As of September, citizens of Heliopolis will be able to stop at the first station of the under-construction fourth phase of the third metro line, which covers a distance of 48 kilometers, making it the longest metro line in Egypt. The first station of the phase runs from Haroun station to Heliopolis Square. According to Tariq Gamal el-Din, head of the NAT, inaugurating the fourth phase is slated for July 2019; commuters can use this line, which comprises 10 stations with a total length of 15.8 kilometers, to reach Cairo International Airport.

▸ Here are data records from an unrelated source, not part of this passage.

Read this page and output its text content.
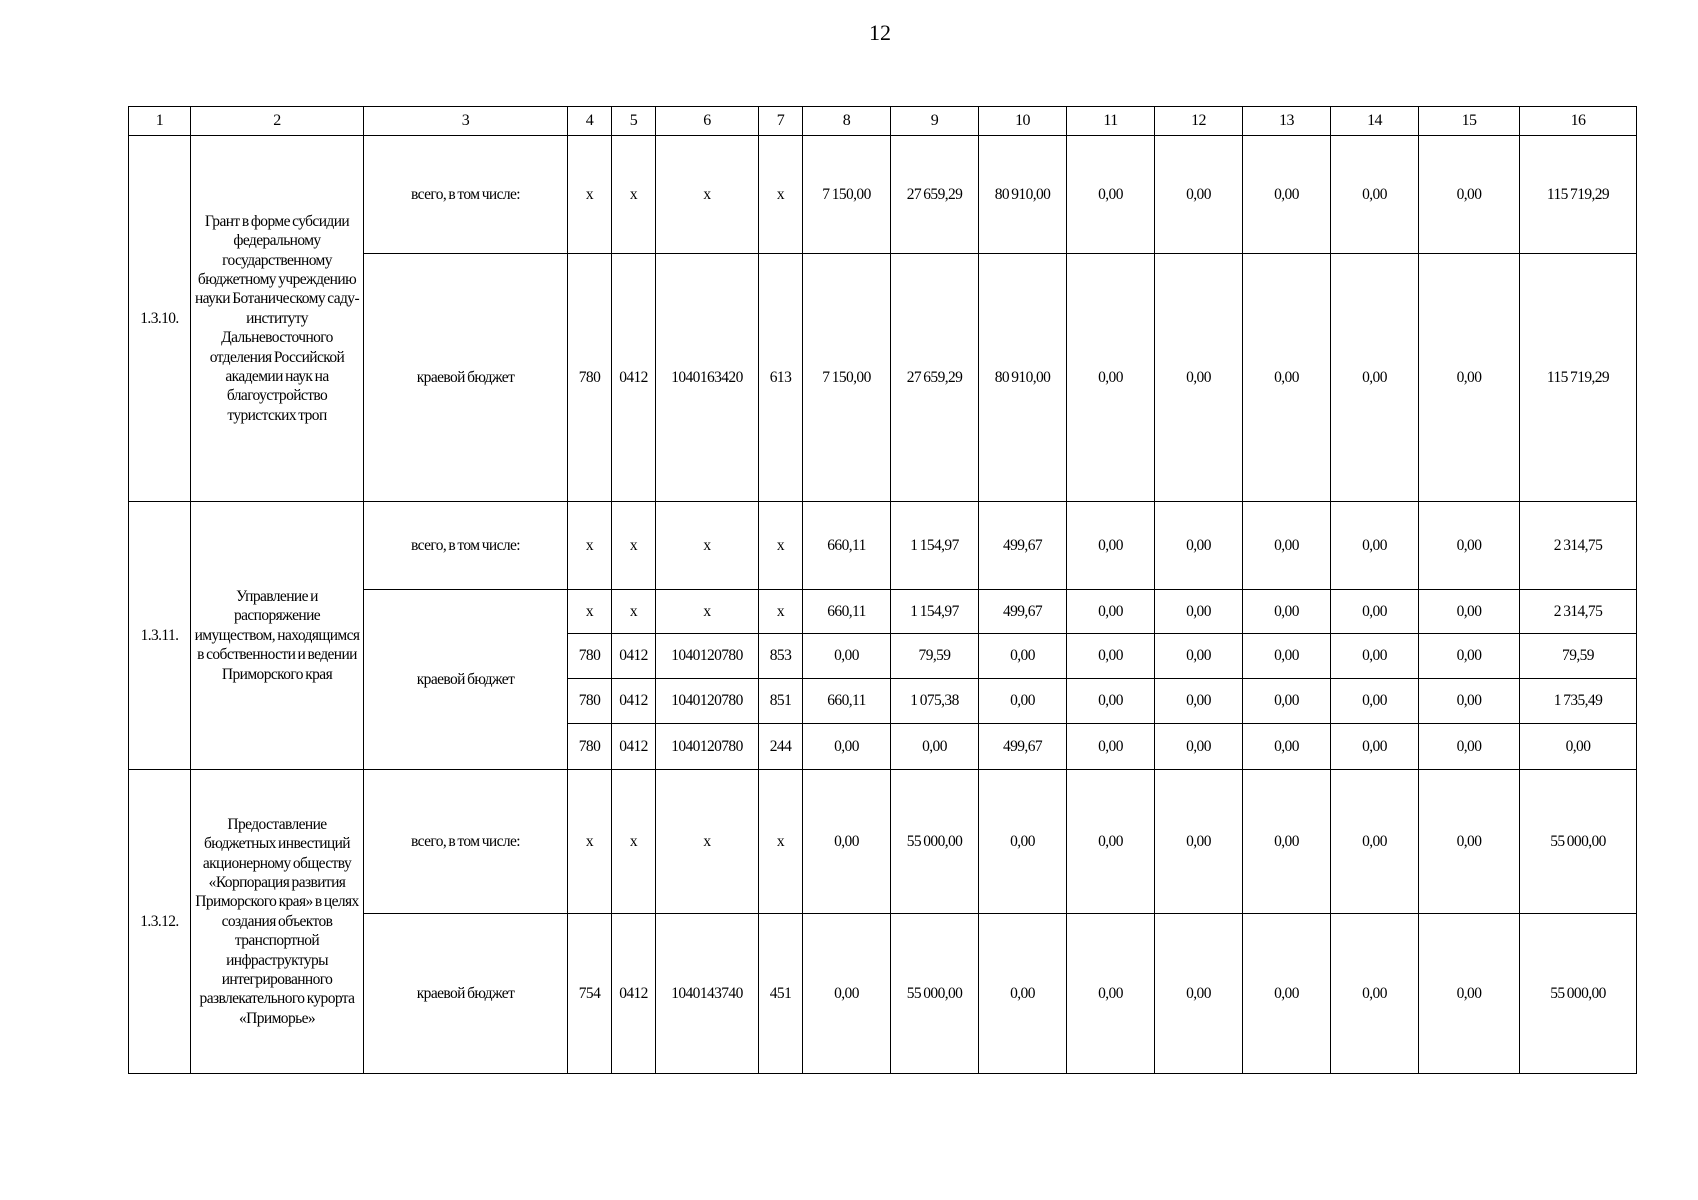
12
1	2	3	4	5	6	7	8	9	10	11	12	13	14	15	16
1.3.10.	Грант в форме субсидии федеральному государственному бюджетному учреждению науки Ботаническому саду-институту Дальневосточного отделения Российской академии наук на благоустройство туристских троп	всего, в том числе:	x	x	x	x	7 150,00	27 659,29	80 910,00	0,00	0,00	0,00	0,00	0,00	115 719,29
		краевой бюджет	780	0412	1040163420	613	7 150,00	27 659,29	80 910,00	0,00	0,00	0,00	0,00	0,00	115 719,29
1.3.11.	Управление и распоряжение имуществом, находящимся в собственности и ведении Приморского края	всего, в том числе:	x	x	x	x	660,11	1 154,97	499,67	0,00	0,00	0,00	0,00	0,00	2 314,75
		краевой бюджет	x	x	x	x	660,11	1 154,97	499,67	0,00	0,00	0,00	0,00	0,00	2 314,75
			780	0412	1040120780	853	0,00	79,59	0,00	0,00	0,00	0,00	0,00	0,00	79,59
			780	0412	1040120780	851	660,11	1 075,38	0,00	0,00	0,00	0,00	0,00	0,00	1 735,49
			780	0412	1040120780	244	0,00	0,00	499,67	0,00	0,00	0,00	0,00	0,00	0,00
1.3.12.	Предоставление бюджетных инвестиций акционерному обществу «Корпорация развития Приморского края» в целях создания объектов транспортной инфраструктуры интегрированного развлекательного курорта «Приморье»	всего, в том числе:	x	x	x	x	0,00	55 000,00	0,00	0,00	0,00	0,00	0,00	0,00	55 000,00
		краевой бюджет	754	0412	1040143740	451	0,00	55 000,00	0,00	0,00	0,00	0,00	0,00	0,00	55 000,00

Commuters to Heliopolis previously had to stop at Attaba station on the second line before taking another means of transportation, like microbuses. The air-conditioned metro cars of the third line, running from Attaba to Korba, have arguably made the ride experience to Heliopolis cheaper, faster and more convenient.


Future plans

The government has announced future projects to construct three more metro lines in aims to meet the daily transportation needs of nine million commuters by 2050. The government’s plan is to have six metro lines and five interactive stations, while developing the existing transport services of the first and second lines. During the “Tale of a Homeland” conference held in January, President Abdel Fatah al-Sisi spoke about the importance of upgrading Egypt’s transportation sector, adding that the maintenance works for Line 1 of the metro cost LE 20 billion.

The Egyptian government has approved a bid by Japanese-Egyptian consortium Tizi-Orascom to carry out the construction of the first phase of Line 4. The 19-kilometer long line is expected to connect Sixth of October City with Old Cairo through 17 stations, and it will also meet with the first line at Giza station. Works on the first phase of the fourth line cost LE 30 billion. NAT recommended the execution of Line 4 to meet increased transportation demands in the areas of El-Haram, Faisal, Giza, Sayda Zeinab, Al-Azhar and Port Said Street. In December 2017, three foreign coalitions offered to execute the construction of the fifth metro line in Greater Cairo, which stretches across 24 kilometers and passing through 17 stations. Line 5 extends from Maadi neighborhood and connects the first line to New Cairo.

Egypt signed an agreement with Canadian aerospace and transportation company Bombardier in July 2017 to finance and carry out the construction of Line 6. The 20-kilometer line will lessen the pressure on the metro’s first line, which runs from northern Cairo and passes through Shubra el-Kheima and New Maadi. The projects also include establishing the Alexandria Metro, with 18 above ground stations, as well as Port Said tunnels under the Suez Canal, in addition to other transportation projects aiming to lessen traffic in different governorates.